Here's another very interesting case because there is little doubt that the two objects are adjacent - the star-forming knots are identical in size and shape:
Red shift distance 95 million LY
Red shift distance 390 million LY
And you can add to this analysis. The companion galaxy is NGC 1232A and is morphologically an SBm type dwarf spiral. There are 12 of these galaxies with either Cepheid distances or in the Virgo cluster and Ursa Major cluster and with measured B-band isophotal diameters. The 12 SBm galaxies in question have a typical linear diamter of 6.8 +/- 3.5 kiloparsecs (kpc) with a range of 2.7kpc to 13.1kpc.
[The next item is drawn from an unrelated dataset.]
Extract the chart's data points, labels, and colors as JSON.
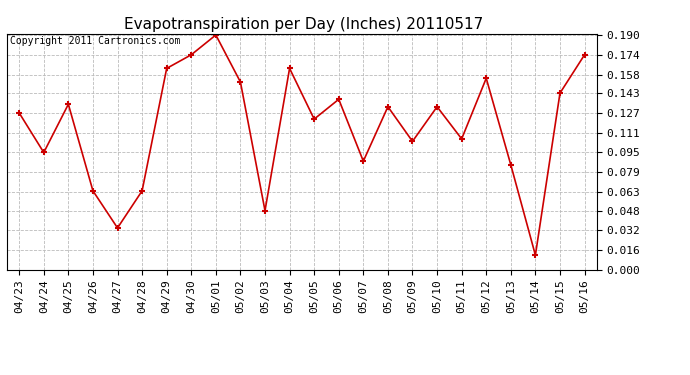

NGC 1232A would have a linear diamter of 23.3 kpc at its Hubble distance which then is 4.7 standard deviations above the mean. NGC 1232 has a distance of 17.4 Mpc from the Tully-Fisher relation. At this distance NGC 1232A would have a diameter of 4.4 kpc which falls nicely in the range of diameters for local SBm galaxies.
The same argument can be applied to the absolute magnitude of this galaxy. At the Hubble distance the absolute magnitude of NGC 1232A is -19.72 (B-band magnitude) - which is what is expected for a moderate sized spiral of Sa, Sb, and Sc types and is much too luminous for an SBm type spiral. A the NGC 1232 Tully-Fisher distance NGC 1232A would have an absolute magnitude of -16.10 which is in the normal range for dwarf galaxies such as SBm spirals.